Course Description

ISE 500 - Intelligent Systems Engineering Seminar:

This course aims to provide a series of seminars o the state of the art research topics in the area of Intelligent Manufacturing and Decision Systems Engineering, to get acquainted with recent literature in these topics and discuss the literature.

 

ISE 501 - Mathematical Modeling and Applications:

This course presents how to optimize engineering problems by formulating through mathematical programming and solving with different tools used in this area. Linear programming theory and applications, formulations, graphical solution and simplex algorithm, duality and sensitivity analysis and transportation and assignment problems, integer programming and network problems, algorithms and solution techniques are the main subjects covered in this course.

 

ISE 511 - Decision Making:

This course provides an overview of decision analysis for master's degree students. Modern up-to-date decision analysis techniques are provided to help a decision maker think hard about the specific problem at hand. Multi-criteria decision making techniques, decision making under risk and uncertainty, problems of multiple decision makers and game theory orientation are the main subjects covered in this course.

 

ISE 532 - Algorithms Design and Heuristics:

This course provides the fundamental concepts of heuristics in solving various optimization problems with emphasis on meta-heuristics.

 

ISE 533 - Advanced Supply Chain and Distribution Systems

This course is a comprehensive study of the concepts, processes, and models used in the design, development, analysis, and management of supply chains and distribution systems.
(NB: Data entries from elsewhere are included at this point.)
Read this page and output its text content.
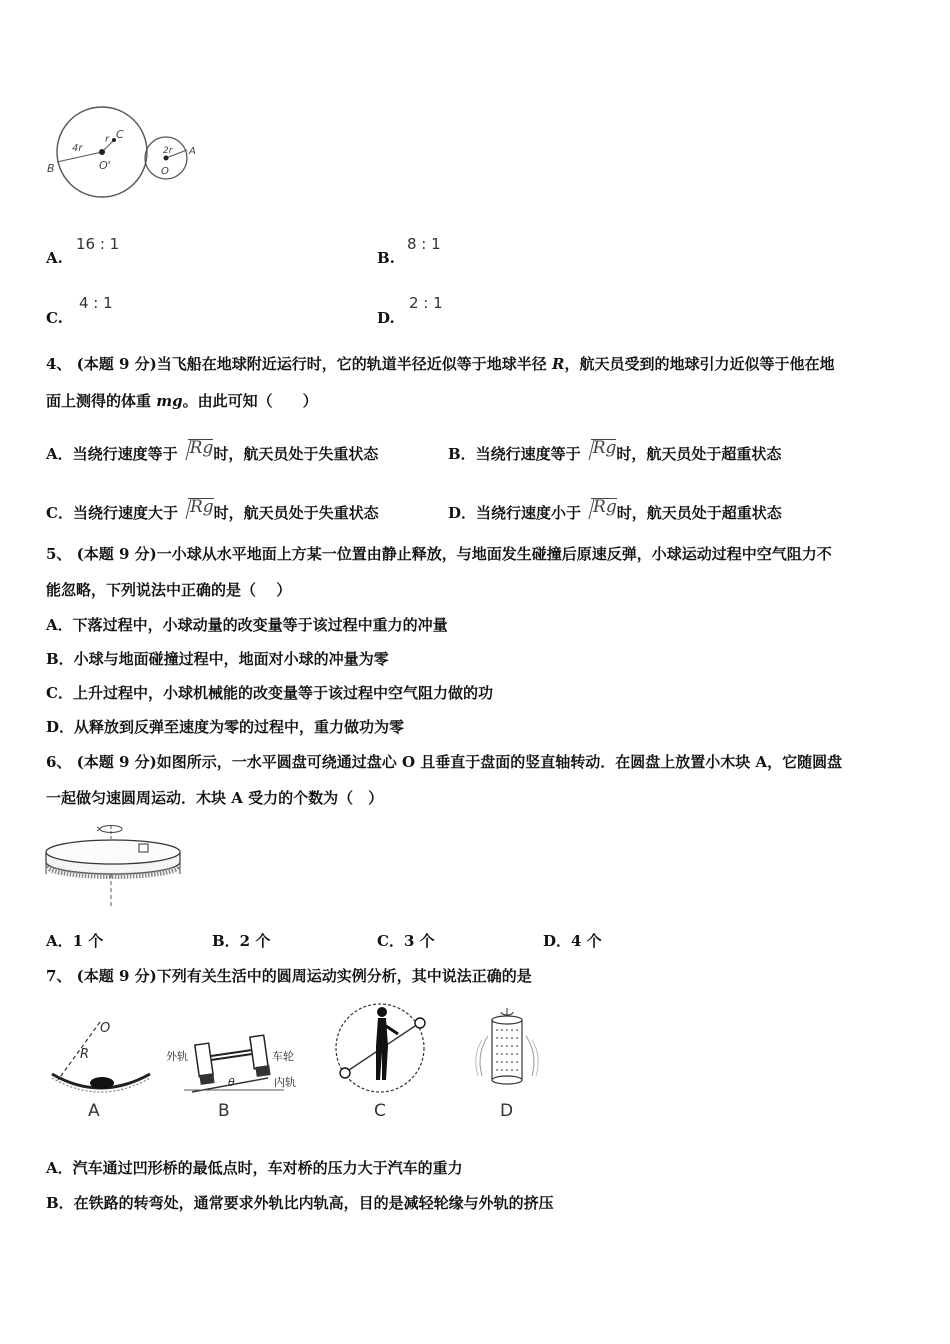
B
4r
r C
O'
2r A
O
A.
16 : 1
B.
8 : 1
C.
4 : 1
D.
2 : 1
4、 (本题 9 分)当飞船在地球附近运行时，它的轨道半径近似等于地球半径 R，航天员受到的地球引力近似等于他在地
面上测得的体重 mg。由此可知（　　）
A．当绕行速度等于 Rg时，航天员处于失重状态	B．当绕行速度等于 Rg时，航天员处于超重状态
C．当绕行速度大于 Rg时，航天员处于失重状态	D．当绕行速度小于 Rg时，航天员处于超重状态
5、 (本题 9 分)一小球从水平地面上方某一位置由静止释放，与地面发生碰撞后原速反弹，小球运动过程中空气阻力不
能忽略，下列说法中正确的是（　 ）
A．下落过程中，小球动量的改变量等于该过程中重力的冲量
B．小球与地面碰撞过程中，地面对小球的冲量为零
C．上升过程中，小球机械能的改变量等于该过程中空气阻力做的功
D．从释放到反弹至速度为零的过程中，重力做功为零
6、 (本题 9 分)如图所示，一水平圆盘可绕通过盘心 O 且垂直于盘面的竖直轴转动．在圆盘上放置小木块 A，它随圆盘
一起做匀速圆周运动．木块 A 受力的个数为（　）
A．1 个	B．2 个	C．3 个	D．4 个
7、 (本题 9 分)下列有关生活中的圆周运动实例分析，其中说法正确的是
O
R
A
外轨	车轮
内轨
θ
B	C	D
A．汽车通过凹形桥的最低点时，车对桥的压力大于汽车的重力
B．在铁路的转弯处，通常要求外轨比内轨高，目的是减轻轮缘与外轨的挤压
Topics covered in this course are: inventory control, location and transportation decisions, distribution and capacity planning.

 

ISE 552 - Advanced Manufacturing Systems:

This course provides an overview of application of systems analysis and industrial engineering to the design, planning, and analysis of manufacturing systems. Principal topics include the general structure of CIM systems, data networks, robotics, CNC machinery and quality control systems.

 

ISE 557 - Data Structures and Algorithms:

This course covers the basic science behind the use of computers to provide effective and efficient methods for carrying out tasks. Tasks examined include data storage and retrieval, sorting and searching, semi-numerical tasks such as encryption, planning and optimization tasks, problems, space searches and games playing. To carry out these tasks, both algorithms and structures for the storage of data need to be specified. Mathematical tools have to be developed that enable us to measure the fundamental effectiveness of algorithms and in particular the way these algorithms scale as the size of the task being performed increases. This course introduces the basic sorting and searching methods and dynamic data structures such as linked lists, trees and hash tables.

 

ISE 561 - Artificial Intelligence

Artificial Intelligence aims at modeling and analysis of rational behavior based on information. Common theme in AI fields is creation of "intelligent" agents and machines. This course provides an introduction to problem solving techniques that introduce intelligent behavior into agents/computers, information representation, inference, perception and interpretation. The course reflects this variety of subjects, and discovers essential techniques by studying basic problems and issues of AI. This course is project based, and assignments throughout the semester uses Common LISP and Prolog languages.

 

ISE 572 - Data Mining:

This course will explore current data mining concepts also known as knowledge discovery from data Or KDD shortly. It focuses on fundamental data mining techniques for learning the rules or identifies the patterns from a given data. In this course, the students are expected to propose their own proposal, do implementation or apply some built-in library and evaluate the results.

 

ISE 581 - Graph Theory:

Graphs are excellent tools to represent relational phenomenon in the real world. Modeling of a real world scenario with graph based structure and applying graph algorithms to solve the actual problem is a common method. This course covers subjects as wide as shortest path algorithms to proof of Brooks and Chytal, and invites students to abstract over graphs.